Durante a epidemia do coronavírus, os direitos individuais compõem um grupo de risco que requer muita atenção. No Piauí, o governador petista Wellington Dias acaba de agredi-los de forma traiçoeira, ao assinar um decreto que autoriza o Estado a invadir casas e desapropriar bens em nome do combate à doença.
Não há nada que justifique esse atentado aos direitos de privacidade e propriedade. Nada, é claro, além do oportunismo e dos vícios intelectuais de quem está acostumado a enxergar o mal em tudo que é “privado”.
Mas e as medidas de distanciamento social? Não é verdade que elas também restringem um direito essencial, o de ir e vir? É verdade. No entanto, há diferenças importantes em relação às medidas de Wellington Dias.
Primeiro, nos lugares onde é implementada, a quarentena vale para todos (excetuados os que prestam serviços essenciais). Segundo, ela restringe a circulação em espaços públicos.
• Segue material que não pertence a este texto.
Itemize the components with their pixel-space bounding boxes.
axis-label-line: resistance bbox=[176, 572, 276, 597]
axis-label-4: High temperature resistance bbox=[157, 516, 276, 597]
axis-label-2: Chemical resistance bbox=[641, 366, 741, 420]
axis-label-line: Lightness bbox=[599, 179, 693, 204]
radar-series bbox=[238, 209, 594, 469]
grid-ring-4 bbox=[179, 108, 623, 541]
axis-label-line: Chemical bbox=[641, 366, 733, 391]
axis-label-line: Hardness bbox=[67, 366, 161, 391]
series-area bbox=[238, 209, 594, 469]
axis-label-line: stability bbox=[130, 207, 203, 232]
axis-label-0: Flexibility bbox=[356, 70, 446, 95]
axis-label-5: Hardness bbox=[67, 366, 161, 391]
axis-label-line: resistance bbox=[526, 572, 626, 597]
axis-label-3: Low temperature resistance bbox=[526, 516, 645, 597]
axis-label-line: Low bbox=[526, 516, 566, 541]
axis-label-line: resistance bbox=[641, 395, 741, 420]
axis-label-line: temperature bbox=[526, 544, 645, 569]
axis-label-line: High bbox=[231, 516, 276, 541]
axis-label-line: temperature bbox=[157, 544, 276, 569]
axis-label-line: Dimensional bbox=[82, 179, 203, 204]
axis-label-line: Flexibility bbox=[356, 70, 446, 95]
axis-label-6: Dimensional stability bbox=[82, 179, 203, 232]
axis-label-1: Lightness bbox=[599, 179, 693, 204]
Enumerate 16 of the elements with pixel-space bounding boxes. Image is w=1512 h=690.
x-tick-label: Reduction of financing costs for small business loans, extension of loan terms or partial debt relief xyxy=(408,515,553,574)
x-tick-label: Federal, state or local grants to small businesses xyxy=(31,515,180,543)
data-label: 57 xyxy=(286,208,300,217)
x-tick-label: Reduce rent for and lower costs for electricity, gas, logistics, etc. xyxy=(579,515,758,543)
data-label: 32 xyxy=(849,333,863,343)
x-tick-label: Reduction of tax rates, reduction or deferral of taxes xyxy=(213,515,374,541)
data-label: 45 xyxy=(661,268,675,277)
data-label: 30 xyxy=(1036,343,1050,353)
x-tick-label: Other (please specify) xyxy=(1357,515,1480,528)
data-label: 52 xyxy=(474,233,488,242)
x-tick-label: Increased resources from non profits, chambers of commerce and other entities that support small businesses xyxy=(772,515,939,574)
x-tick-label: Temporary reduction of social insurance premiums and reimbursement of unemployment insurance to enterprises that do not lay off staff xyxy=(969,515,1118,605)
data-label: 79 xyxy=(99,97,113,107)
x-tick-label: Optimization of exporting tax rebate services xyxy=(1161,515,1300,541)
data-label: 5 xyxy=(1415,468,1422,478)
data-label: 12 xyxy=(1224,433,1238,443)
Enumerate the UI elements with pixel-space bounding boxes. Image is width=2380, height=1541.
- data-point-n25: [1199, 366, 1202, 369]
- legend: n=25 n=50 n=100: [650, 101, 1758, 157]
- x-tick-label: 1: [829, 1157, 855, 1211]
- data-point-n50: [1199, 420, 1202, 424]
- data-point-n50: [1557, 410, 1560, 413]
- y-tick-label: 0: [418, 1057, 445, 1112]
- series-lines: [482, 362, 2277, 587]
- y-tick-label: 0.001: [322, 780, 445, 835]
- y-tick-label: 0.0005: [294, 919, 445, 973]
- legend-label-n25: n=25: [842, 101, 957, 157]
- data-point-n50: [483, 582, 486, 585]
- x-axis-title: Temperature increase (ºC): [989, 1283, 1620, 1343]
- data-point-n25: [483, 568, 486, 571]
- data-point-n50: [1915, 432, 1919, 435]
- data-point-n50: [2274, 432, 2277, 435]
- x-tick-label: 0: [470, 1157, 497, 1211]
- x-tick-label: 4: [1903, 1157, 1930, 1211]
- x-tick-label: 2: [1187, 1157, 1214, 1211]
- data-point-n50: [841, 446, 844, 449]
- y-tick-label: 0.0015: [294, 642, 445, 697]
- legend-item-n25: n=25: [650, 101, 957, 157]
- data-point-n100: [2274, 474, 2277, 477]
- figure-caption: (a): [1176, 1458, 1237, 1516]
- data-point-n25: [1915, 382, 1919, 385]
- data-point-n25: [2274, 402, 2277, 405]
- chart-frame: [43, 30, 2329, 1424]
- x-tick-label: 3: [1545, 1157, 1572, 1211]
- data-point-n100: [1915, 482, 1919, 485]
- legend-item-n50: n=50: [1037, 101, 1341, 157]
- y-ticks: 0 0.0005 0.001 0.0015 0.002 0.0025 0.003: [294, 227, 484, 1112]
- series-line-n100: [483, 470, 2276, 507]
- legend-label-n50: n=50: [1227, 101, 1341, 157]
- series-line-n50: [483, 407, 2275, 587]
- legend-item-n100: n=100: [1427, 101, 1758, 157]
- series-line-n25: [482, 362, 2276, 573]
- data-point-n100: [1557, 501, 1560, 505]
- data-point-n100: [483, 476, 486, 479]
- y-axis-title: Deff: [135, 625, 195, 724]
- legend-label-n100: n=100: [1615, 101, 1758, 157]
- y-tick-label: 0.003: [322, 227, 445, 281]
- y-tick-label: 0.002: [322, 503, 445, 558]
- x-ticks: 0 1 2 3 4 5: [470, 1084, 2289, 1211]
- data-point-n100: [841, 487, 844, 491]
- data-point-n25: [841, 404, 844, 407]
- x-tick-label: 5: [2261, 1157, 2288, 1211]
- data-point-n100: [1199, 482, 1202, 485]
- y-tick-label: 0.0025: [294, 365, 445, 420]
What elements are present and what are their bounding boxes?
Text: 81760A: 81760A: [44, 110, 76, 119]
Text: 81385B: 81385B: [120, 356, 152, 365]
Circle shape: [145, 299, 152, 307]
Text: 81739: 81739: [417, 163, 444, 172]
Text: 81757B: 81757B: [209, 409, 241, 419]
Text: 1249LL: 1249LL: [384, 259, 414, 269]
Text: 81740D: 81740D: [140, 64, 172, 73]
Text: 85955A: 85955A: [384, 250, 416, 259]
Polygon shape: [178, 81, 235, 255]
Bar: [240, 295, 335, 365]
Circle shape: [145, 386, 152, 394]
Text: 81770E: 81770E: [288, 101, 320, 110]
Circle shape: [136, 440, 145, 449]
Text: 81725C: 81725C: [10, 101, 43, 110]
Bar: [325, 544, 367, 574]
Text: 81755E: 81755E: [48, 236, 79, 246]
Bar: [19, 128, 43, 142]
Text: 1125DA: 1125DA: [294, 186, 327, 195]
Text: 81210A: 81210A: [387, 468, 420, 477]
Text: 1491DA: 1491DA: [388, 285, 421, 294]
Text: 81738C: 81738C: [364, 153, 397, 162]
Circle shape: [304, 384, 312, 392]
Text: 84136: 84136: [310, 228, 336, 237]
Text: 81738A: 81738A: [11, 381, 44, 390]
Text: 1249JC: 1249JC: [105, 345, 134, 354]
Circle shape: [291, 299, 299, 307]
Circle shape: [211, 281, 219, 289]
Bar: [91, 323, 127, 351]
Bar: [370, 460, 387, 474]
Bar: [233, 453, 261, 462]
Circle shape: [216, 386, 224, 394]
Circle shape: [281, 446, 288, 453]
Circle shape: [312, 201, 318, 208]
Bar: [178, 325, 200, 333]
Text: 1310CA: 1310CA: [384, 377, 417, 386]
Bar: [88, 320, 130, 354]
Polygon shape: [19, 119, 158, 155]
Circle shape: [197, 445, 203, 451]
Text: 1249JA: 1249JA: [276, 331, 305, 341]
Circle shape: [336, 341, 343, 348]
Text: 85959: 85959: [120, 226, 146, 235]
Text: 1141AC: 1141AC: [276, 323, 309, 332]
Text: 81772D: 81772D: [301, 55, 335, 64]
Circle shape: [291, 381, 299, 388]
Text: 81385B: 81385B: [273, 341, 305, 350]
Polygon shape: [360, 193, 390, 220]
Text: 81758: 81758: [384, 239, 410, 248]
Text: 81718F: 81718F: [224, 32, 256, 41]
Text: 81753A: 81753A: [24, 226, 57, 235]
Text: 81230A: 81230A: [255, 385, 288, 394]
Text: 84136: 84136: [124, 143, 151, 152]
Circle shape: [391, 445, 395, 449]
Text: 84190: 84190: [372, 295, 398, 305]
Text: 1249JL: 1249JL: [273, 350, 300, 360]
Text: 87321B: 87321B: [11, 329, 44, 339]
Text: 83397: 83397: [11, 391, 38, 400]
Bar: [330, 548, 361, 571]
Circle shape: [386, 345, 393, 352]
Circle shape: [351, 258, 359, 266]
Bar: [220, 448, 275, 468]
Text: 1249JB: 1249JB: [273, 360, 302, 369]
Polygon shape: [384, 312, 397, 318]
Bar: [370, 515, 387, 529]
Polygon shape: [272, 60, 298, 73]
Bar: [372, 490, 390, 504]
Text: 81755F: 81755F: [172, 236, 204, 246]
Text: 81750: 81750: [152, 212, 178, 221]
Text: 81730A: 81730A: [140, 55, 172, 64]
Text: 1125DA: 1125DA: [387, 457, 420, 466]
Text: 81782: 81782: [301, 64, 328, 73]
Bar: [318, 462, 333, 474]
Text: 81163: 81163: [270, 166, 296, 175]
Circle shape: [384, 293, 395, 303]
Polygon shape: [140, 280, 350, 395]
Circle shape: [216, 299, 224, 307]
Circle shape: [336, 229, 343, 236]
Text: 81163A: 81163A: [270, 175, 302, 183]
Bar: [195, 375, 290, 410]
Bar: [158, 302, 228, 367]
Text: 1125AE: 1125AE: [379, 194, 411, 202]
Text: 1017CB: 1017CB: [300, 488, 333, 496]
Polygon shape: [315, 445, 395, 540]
Finalmente, ela tem por objetivo controlar o impacto da doença, a respeito da qual ainda se sabe muito pouco, sobre o sistema de saúde de cada país.
Mesmo quem considera que a quarentena é um remédio amargo demais pelo seu impacto na economia, não questiona a sua lógica como um meio de proteger a saúde da população de forma geral.
Já no Piauí, o governo petista quer invadir residências para, supostamente, “proteger” os moradores do risco de contaminação. Não se sabe de nenhum outro lugar do mundo onde esse tipo de ação tenha sido adotado. Difícil entender também de onde viriam os riscos de contaminação. De tudo que se sabe, o coronavírus não rasteja por baixo de portas. Trata-se então de proteger pais de filhos? Avós de netos? Mais fácil imaginar o vírus sendo trazido para dentro das casas por agentes públicos truculentos ou despreparados. Os cidadãos não precisam desse tipo de proteção do Estado — uma “proteção” melhor chamada de arbítrio.
A ideia de desapropriar bens para propiciar “ações de combate” ao coronavírus, como a construção de hospitais de campanha, tampouco para de pé. Em tempos de normalidade, desapropriações são um processo longo e custoso — em geral requerem estudos, audiências públicas, e mesmo assim quase sempre vão parar na Justiça. Com uma canetada, Wellington Dias quer passar por cima de todas essas cautelas. É aquele tipo de iniciativa que desperta uma suspeita: será que o governador já tem em mente os bens que quer desapropriar? Se o decreto não for derrubado, Wellington Dias escolherá a dedo os cidadãos que vão arcar com as consequências de projetos que, provavelmente, poderiam ser melhor executados em construções do Estado, como ginásios ou escolas.
A epidemia do coronavírus impõe aos gestores públicos escolhas difíceis, que podem penalizar os cidadãos. O decreto de Wellington Dias tem outra natureza. É uma arbitrariedade lançada contra o Piauí.